I bought last years CHEs at petsmart, two were $33 the other was $40. I know I've seen them cheaper online but I am a little hesitant to buy from a company I know nothing about. I believe the one I had was "all living things", I know zilla and exo terra have them too, is there a brand thats best?


----------



## james.w (Oct 2, 2011)

I've used all of the 3 you listed and didn't notice any difference between them. I have bought all mine from Petco or Petsmart, so I can't help with the online stuff. I have ordered from beanfarm.com with good experiences, not sure if they sell CHE's though,


----------



## Rhetoric (Oct 2, 2011)

Ok thank u! I might go for a couple cheaper ones. Money is a lot tighter woth workmans comp. Ill check out that site and see if they have any. I think i remember seeing them on petmountain


----------



## Thumper (Oct 3, 2011)

What is CHE?


----------



## MONITORFAN (Oct 3, 2011)

ceramic heat emitter took me a second to figure it out too


----------



## frost (Oct 3, 2011)

are they better for heating?


----------



## got10 (Oct 3, 2011)

they are great for heating the cage at night


----------



## Rhetoric (Oct 3, 2011)

Theyre awesome for me and my tegus since theyre in the garage. They dont put off any light though just heat.


----------



## chelvis (Oct 4, 2011)

I get mine from LLLReptile and I have ordered heat mats form Bean Farm as well.


----------



## james.w (Oct 4, 2011)

Another thing you could look into is radiant heat panels, they are a little bit pricey but won't dry out the air as much as a CHE.


----------



## Rhetoric (Oct 4, 2011)

Ive thought about that ive never used them before. Ill look into that. Have you used them before?


----------



## james.w (Oct 4, 2011)

I had one on an old cage a while back, they work great.


----------



## chelvis (Oct 4, 2011)

James with the pannels did you ever worry about the animals touching them and bruning themselves? I was told they do not get too warm. Just asking becuase I currently use a 60watt CHE and your right that drys out the enclosure, only thing is its for my caiman lizard and he is able to crawl over pretty much everything in the enclosure.


----------



## james.w (Oct 4, 2011)

They don't get hot enough to the touch to burn an animal. Also a lizard wouldn't be able to get to it as they are fairly thin and mount to the ceiling of the cage.


----------



## Rhetoric (Oct 5, 2011)

After looking into them a little more I have 2 questions lol. 

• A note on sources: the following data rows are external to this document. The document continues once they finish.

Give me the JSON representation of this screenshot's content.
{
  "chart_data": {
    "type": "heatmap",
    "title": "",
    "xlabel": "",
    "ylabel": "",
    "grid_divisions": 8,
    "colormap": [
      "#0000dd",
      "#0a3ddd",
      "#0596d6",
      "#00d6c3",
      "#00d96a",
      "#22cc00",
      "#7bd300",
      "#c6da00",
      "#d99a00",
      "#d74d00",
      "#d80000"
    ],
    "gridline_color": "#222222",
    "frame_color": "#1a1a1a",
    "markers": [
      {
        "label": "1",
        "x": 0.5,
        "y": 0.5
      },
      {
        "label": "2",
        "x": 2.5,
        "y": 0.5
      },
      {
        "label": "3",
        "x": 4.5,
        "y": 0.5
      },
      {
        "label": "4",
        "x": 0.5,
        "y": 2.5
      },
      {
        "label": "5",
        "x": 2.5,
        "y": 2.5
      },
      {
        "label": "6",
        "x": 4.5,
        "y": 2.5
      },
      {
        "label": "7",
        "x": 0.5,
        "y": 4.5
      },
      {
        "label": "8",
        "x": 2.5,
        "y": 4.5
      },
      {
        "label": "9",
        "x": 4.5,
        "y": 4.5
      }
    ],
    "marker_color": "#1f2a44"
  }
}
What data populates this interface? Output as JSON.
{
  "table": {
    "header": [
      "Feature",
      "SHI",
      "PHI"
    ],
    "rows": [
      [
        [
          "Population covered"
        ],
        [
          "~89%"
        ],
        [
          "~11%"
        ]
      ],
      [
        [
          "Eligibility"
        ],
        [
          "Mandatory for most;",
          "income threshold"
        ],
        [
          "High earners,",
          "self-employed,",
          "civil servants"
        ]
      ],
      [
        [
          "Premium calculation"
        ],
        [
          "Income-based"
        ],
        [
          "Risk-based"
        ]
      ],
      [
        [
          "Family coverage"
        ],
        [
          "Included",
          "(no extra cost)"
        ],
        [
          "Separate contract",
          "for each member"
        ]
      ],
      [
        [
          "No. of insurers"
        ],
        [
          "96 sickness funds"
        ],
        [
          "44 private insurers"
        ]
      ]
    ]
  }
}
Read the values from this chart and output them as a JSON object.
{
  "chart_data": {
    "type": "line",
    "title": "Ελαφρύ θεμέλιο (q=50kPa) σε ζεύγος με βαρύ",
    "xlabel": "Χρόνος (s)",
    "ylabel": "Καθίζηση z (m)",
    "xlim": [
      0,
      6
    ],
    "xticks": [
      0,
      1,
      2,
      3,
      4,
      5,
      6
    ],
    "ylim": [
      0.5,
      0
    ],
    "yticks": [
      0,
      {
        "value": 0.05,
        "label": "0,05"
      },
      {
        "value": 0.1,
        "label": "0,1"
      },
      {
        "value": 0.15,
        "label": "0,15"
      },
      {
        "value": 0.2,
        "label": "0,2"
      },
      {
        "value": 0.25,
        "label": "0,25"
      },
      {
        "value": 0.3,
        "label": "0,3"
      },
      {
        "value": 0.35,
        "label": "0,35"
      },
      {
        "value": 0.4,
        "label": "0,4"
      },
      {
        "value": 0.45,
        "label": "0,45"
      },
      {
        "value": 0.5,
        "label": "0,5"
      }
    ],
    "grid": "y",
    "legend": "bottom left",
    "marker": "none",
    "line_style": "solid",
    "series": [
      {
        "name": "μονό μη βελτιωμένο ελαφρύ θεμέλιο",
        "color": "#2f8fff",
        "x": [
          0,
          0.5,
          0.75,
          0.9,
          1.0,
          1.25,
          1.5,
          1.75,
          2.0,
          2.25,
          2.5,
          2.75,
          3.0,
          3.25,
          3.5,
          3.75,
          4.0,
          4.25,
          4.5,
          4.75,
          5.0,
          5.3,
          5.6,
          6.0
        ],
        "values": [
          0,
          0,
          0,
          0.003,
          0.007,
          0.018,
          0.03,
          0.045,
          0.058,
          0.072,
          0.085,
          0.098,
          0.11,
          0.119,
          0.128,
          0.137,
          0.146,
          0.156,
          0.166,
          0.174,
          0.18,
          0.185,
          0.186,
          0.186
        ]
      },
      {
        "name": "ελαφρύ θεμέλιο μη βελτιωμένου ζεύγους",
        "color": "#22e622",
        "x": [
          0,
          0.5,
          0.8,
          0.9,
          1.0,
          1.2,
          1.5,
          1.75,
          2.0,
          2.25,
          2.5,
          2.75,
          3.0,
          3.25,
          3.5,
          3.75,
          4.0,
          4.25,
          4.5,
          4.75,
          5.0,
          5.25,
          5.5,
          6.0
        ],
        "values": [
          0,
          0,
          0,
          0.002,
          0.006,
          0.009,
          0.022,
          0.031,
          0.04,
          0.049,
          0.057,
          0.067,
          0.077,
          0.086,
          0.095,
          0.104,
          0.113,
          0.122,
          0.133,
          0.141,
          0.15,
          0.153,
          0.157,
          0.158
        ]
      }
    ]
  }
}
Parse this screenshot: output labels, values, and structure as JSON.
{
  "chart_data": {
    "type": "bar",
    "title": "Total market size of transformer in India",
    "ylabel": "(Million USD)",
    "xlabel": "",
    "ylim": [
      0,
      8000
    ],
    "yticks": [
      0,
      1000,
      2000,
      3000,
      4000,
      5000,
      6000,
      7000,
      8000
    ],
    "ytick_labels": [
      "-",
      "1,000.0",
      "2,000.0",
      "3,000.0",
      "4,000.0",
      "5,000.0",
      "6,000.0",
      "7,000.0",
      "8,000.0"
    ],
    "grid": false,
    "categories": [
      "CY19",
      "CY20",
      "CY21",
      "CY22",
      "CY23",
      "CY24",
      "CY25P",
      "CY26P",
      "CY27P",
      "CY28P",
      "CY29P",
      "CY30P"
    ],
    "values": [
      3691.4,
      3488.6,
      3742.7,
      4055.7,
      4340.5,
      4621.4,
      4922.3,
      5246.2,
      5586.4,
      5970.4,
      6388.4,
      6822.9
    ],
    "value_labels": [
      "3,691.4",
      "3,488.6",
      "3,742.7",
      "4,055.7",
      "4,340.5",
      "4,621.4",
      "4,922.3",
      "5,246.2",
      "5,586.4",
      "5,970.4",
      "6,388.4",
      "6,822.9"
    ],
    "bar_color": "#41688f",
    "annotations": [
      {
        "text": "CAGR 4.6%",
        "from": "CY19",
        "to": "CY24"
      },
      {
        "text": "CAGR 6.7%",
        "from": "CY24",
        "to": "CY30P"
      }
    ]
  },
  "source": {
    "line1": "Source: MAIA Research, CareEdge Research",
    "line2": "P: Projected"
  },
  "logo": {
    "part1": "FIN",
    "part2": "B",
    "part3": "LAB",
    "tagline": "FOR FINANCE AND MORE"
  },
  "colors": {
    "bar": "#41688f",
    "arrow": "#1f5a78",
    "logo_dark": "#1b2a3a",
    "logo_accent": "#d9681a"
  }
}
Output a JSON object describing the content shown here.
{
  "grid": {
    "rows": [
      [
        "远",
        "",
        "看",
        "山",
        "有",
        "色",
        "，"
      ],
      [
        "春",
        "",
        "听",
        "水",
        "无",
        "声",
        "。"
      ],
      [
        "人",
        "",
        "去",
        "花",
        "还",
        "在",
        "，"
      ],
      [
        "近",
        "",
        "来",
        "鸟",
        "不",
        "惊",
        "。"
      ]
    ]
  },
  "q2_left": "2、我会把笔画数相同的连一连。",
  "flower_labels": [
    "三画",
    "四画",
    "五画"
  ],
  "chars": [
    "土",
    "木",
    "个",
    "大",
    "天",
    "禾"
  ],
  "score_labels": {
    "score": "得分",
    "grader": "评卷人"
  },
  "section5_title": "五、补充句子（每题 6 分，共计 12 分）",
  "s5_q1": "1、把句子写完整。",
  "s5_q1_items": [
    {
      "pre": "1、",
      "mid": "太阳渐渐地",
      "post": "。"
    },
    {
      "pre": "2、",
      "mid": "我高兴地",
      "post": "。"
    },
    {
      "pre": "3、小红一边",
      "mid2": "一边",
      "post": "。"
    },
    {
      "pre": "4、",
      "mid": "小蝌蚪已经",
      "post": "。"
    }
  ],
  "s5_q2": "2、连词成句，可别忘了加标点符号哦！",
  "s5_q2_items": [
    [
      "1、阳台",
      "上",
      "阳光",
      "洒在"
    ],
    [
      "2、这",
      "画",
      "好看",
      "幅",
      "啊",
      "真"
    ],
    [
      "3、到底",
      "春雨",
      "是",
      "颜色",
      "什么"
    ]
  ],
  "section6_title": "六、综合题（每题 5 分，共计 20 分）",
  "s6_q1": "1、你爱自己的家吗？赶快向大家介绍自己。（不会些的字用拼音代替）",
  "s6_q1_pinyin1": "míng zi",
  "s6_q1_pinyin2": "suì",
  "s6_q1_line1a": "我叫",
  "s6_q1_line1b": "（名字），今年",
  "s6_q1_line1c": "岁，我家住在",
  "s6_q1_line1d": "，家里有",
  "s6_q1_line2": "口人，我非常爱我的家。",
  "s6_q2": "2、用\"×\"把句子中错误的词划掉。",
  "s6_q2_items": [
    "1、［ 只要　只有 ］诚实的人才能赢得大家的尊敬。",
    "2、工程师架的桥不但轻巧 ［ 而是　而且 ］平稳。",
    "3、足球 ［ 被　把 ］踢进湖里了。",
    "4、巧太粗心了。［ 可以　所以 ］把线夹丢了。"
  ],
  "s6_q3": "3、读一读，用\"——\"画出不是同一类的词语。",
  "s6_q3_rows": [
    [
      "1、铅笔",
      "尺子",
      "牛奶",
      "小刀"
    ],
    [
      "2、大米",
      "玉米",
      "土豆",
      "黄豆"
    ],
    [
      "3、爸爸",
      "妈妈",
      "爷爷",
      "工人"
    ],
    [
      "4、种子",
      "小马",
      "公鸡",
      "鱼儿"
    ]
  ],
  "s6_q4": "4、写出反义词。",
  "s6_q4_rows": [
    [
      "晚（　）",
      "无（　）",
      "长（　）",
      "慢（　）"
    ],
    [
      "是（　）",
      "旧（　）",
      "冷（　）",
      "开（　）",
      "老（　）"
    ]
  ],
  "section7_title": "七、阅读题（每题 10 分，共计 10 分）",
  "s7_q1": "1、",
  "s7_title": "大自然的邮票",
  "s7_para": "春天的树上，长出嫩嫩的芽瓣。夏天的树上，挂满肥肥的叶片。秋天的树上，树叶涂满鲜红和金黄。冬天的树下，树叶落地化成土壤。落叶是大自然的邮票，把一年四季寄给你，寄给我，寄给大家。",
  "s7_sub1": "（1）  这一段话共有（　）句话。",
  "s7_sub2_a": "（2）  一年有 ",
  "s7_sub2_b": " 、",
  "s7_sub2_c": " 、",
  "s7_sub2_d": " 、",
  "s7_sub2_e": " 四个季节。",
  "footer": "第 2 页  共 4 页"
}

If I got one would I need to put it on the warmer end of the enclosures or is alright to put it on the cooler end closer to where they sleep?

I've only looked at LLLreptile so far, I'm trying to figure out what size I would need.. I don't need the entire enclosure to be hot like it is during the day, I just need it to be ~65-70*F in a sleeping area. My gut tells me that they're not stupid and will find their way to the warm area at night.. Would I be alright getting a smaller one vs a larger one?

I need to figure out how the hybrid will handled colder temps too.. I sent the previous owner a message asking if he keeps the temps for his blues lower than his other ones.



http://www.reptilebasics.com/rbi-radiant-heat-panels
I've been looking at this site too. I don't like the pro-products site, I can't find prices anywhere..


----------



## james.w (Oct 5, 2011)

You can put it anywhere in the cage, just use a thermostat to control temps. Pro Products doesn't have prices because he likes to help you determine what size you need by finding out what size enclosure, what temps you want, and the ambient temps of the room. Just call him and talk to him, he is a cool and will help you figure out which one will work for you.


----------